Note that many approaches to image annotation predate Semantic Web technology. Interoperability between these technologies and RDF and OWL-based approaches will be addressed in a future document.
Institutions and organizations with research and standardization activities in the area of multimedia, professional (museums, libraries, audiovisual archives, media production and broadcast industry, image and video banks) and non-professional (end-users) multimedia annotators.
This is a public (WORKING DRAFT) Working Group Note produced by the Multimedia Annotation in the Semantic Web Task Force of the W3C Semantic Web Best Practices & Deployment Working Group, which is part of the W3C Semantic Web activity.
Discussion of this document is invited on the public mailing list public-swbp-wg@w3.org (public archives). Public comments should include "comments: [MM]" at the start of the Subject header.
Publication as a Working Group Note does not imply endorsement by the W3C Membership. This is a draft document and may be updated, replaced or obsoleted by other documents at any time. It is inappropriate to cite this document as other than work in progress. Other documents may supersede this document.
TO BE DONE: Corrections, delete and add material
Before starting any image annotation project, one should be aware that image annotation is notoriously difficult. Trade offs along several dimensions make the task difficult:
Manual versus automatic annotation and the "Semantic Gap" . In general, manual annotation can provide image desciptions at the right level of abstraction. It is, however, time consuming and thus expensive. In addition, it proves to be highly subjective: different human annotators tend to "see" different things in the same image. On the other hand, annotation based on automatic feature extraction is relatively fast and cheap, and free of human bias. It tends to result, however, in image descriptions that are too low level for many applications. The difference between the low level feature descriptions provided by image analysis tools and the high level content descriptions required by the applications is often referred to, in the literature, as the Semantic Gap . In the remainder, we will discuss use cases, vocabularies and tools for both manual and automatic image annotation.
Different vocabularies for different types of metadata. While various classifications of metadata have been described in the literature, every annotator should at least be aware of the difference between annotations describing properties of the image itself, and those describing the subject matter of the image, that is, the properties of the objects, persons or concepts depicted by the image. In the first category, typical annotations provide information about title, creator, resolution, image format, image size, copyright, year of publication, etc. Many applications use a common, predefined and relatively small vocabulary defining such properties. Examples include the Dublin Core and VRA Core vocabularies [add refs]. The second category describes what is depicted by the image, which can vary wildly with the type of image at hand. As a result, one sees a large variation in vocabularies used for this purpose. Typical examples vary from domain-specific vocabularies (for example, with terms that are very specific for astronomy images, or sport images, etc) to domain-independent ones (for example, a vocabulary with terms that are sufficiently generic to describe any news photo). In addition, vocabularies tend to differ in size, granularity, formality etc. In the remainder, we discuss the above metadata categories. Note that in the first type it is not uncommon that a vocabulary only defines the properties and defers the definitions of the values of those properties to another vocabulary. This is true, for example, for both Dublin Core and VRA Core. This means that typically, in order to annotate a single image one uses terms from multiple vocabularies.
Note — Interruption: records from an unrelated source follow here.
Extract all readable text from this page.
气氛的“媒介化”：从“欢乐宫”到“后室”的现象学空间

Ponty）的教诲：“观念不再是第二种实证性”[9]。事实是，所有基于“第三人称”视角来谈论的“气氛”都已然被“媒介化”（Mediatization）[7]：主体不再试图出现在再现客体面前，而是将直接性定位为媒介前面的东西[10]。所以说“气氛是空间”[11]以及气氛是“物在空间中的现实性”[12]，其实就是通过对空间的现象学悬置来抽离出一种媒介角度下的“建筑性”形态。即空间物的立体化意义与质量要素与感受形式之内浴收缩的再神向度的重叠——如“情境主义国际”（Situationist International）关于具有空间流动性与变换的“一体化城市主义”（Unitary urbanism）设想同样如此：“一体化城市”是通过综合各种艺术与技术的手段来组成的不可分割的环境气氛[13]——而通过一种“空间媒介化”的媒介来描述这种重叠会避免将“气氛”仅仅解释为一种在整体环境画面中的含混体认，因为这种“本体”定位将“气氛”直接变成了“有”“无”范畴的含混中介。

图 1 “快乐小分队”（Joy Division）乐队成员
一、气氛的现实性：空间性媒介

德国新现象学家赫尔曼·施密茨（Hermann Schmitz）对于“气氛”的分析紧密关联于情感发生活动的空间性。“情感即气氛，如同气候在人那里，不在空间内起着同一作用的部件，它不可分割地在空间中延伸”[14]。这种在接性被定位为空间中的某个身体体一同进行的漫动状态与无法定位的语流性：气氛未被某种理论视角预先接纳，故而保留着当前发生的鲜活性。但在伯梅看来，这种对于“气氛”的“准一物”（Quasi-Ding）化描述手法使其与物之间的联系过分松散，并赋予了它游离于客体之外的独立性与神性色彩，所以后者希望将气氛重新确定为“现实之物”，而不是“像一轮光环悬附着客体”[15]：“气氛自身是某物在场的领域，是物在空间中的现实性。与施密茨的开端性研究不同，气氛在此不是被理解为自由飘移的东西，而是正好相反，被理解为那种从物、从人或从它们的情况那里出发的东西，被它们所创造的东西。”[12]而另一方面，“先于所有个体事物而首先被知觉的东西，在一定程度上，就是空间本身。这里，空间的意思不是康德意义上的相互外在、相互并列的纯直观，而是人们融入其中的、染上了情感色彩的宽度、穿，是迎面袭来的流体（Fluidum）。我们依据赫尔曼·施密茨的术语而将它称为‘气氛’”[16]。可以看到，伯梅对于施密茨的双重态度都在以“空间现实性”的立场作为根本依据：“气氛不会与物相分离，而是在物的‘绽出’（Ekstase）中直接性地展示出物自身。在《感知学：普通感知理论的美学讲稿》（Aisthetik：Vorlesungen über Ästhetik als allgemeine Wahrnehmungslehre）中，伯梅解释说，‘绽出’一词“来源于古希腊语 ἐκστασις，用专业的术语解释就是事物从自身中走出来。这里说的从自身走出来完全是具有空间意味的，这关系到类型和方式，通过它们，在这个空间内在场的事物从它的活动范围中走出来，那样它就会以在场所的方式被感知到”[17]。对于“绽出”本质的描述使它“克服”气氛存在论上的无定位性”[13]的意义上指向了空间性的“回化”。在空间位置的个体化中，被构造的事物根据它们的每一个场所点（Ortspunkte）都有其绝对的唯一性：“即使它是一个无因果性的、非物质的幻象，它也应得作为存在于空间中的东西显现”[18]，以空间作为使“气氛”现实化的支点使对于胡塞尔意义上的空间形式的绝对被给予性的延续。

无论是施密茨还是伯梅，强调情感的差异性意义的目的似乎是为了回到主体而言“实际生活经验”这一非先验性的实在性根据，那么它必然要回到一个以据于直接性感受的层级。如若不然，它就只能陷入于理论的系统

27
A museum in fine arts has asked a specialized company to produce high resolution digital scans of the most important art works of their collections. The museum's quality assurance requires the possibility to track when, where and by whom every scan was made, with what equipment, etc. The museum's internal IT departement, maintainaing the underlying image database, needs the size, resolution and format of every resulting image. It also needs to know the repository ID of the original work of art. The company developing the museum's website additionally requires copyright information (that varies for every scan, depending on the age of the original work of art and the collection it originates from). It also want to give the users of the website access to the collection, not only based on the titles of the paintings and names of their painters, but also based on the topics depicted ('sun sets'), genre ('self portraits'), style ('post-impressionism'), period ('fin de siecle'), region ('west european').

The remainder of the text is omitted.